Julia to Silvia’s portrait: Proteus is going to LOVE you, not at ALL creepily (4.4.183-191) #2Dudes1Dog #SlowShakespeare

JULIA  Come, shadow, come, and take this shadow up,

For ’tis thy rival. O, thou senseless form,

Thou shalt be worshipped, kissed, loved, and adored!

And were there sense in his idolatry

My substance should be statue in thy stead.
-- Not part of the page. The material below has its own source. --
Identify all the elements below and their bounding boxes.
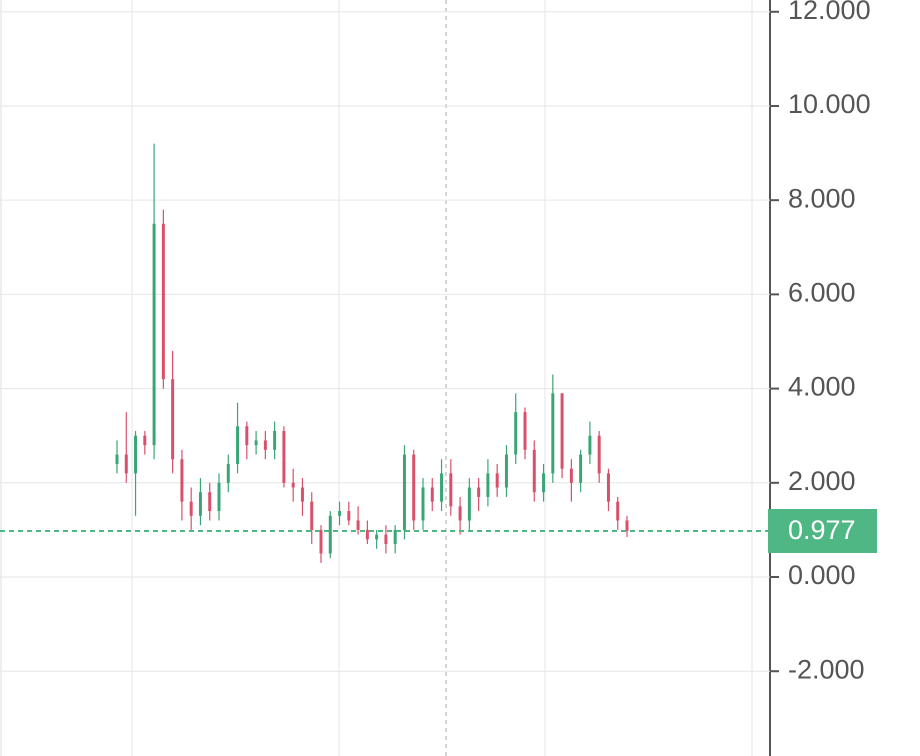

I’ll use thee kindly, for thy mistress’ sake,

That used me so; or else, by Jove, I vow,

I should have scratched out your unseeing eyes,

To make my master out of love with thee.

[Exit]   (4.4.183-191)

 

And so Julia prepares to take the picture—not a miniature, from the way she’s talking about it—to the faithless Proteus. Come, shadow—she herself is a shadow, not herself, and an actor playing a part, a pale imitation of her true identity—and take this shadow, the painting, up, for ’tis thy rival. This is the competition alright. O, thou senseless form—she addresses the picture—thou shalt be worshipped, kissed, loved, and adored! He’s going to LOVE you, in every possible sense! He’s going to treat you as a goddess and bow down before you! And were there sense in his idolatry—if he weren’t being a total fool in treating you like that, if he had a better idea of what love actually is, or could be—my substance should be statue in thy stead. He’d be offering his devotion to me, my actual self, not an imitation, but the real thing. (Pathetic, deluded man.) (But she knows that she’s still deluded too; she still loves Proteus.) Whatever, I’ll use thee kindly, for thy mistress’ sake, that used me so—I’m not going to take my feelings out on Silvia’s picture, no matter how much I envy it, because Silvia was kind, both to ‘Sebastian’ and to the (as she thought) absent Julia. Or else, by Jove, I vow, I should have scratched out your unseeing eyes to make my master out of love with thee. I’d have defaced this wretched picture! Not that it’d do any good…

And that’s the end of the scene, and the fourth act. Valentine is in exile with the bandits, Silvia is planning to run away, Proteus is being a creepy mad stalker, and Julia is in disguise, far from home, abandoned and forlorn. Crab, one assumes, is magnificently unconcerned.